Euphoria is a game animation middleware created by NaturalMotion based on Dynamic Motion Synthesis, NaturalMotion's proprietary technology for animating 3D characters on-the-fly "based on a full simulation of the 3D character, including body, muscles and motor nervous system". Instead of using predefined animations, the characters' actions and reactions are synthesized in real-time; they are different every time, even when replaying the same scene. While it is common for current video games to use limp "ragdolls" for animations generated on the fly, Euphoria employed a more complex method to animate the entirety of physically bound objects within the game environment. The engine was to be used in an Indiana Jones game that was later cancelled. According to its web site, Euphoria ran on the Microsoft Windows, macOS, Linux, PlayStation 3, PlayStation 4, Xbox 360, Xbox One, iOS and Android platforms and was compatible with all commercial physics engines.

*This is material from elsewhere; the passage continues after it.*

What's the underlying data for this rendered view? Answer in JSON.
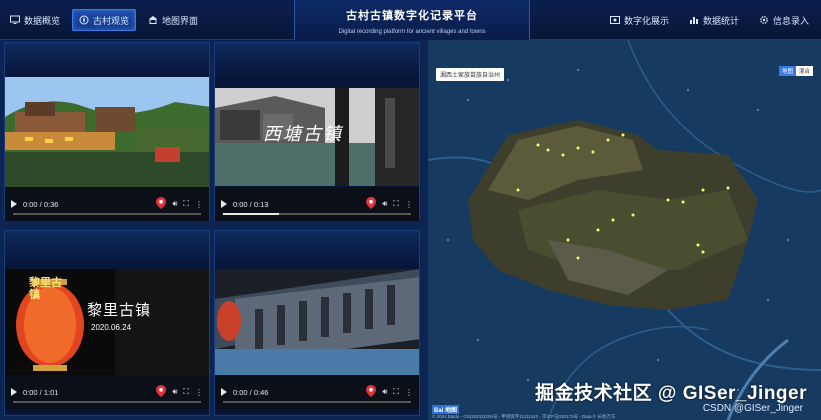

A press release that was enclosed with the second trailer eventually confirmed that Grand Theft Auto IV is the first of Rockstar's games to feature Euphoria. Red Dead Redemption is their second game to use this engine. The Star Wars titles, Star Wars: The Force Unleashed and The Force Unleashed II use Euphoria, as do games based on the Rockstar Advanced Game Engine (RAGE) including Grand Theft Auto V and Red Dead Redemption 2. Euphoria is integrated into the source code of RAGE.
In 2017, NaturalMotion announced it would end licensing of Euphoria, along with its other technologies, to concentrate on mobile games.

==Software using Euphoria==
- In February 2007, NaturalMotion and Rockstar Games announced that Euphoria would be used in future Rockstar titles.
- In August 2007, NaturalMotion announced Backbreaker, an American football game for next-generation consoles that employs Euphoria to generate tackles in real-time, as opposed to playback animation.
- The July 2009 issue of Game Informer confirmed that Max Payne 3 would include Euphoria along with Rockstar's RAGE.
- NaturalMotion's iOS title Clumsy Ninja uses Euphoria, and is the first mobile game to do so.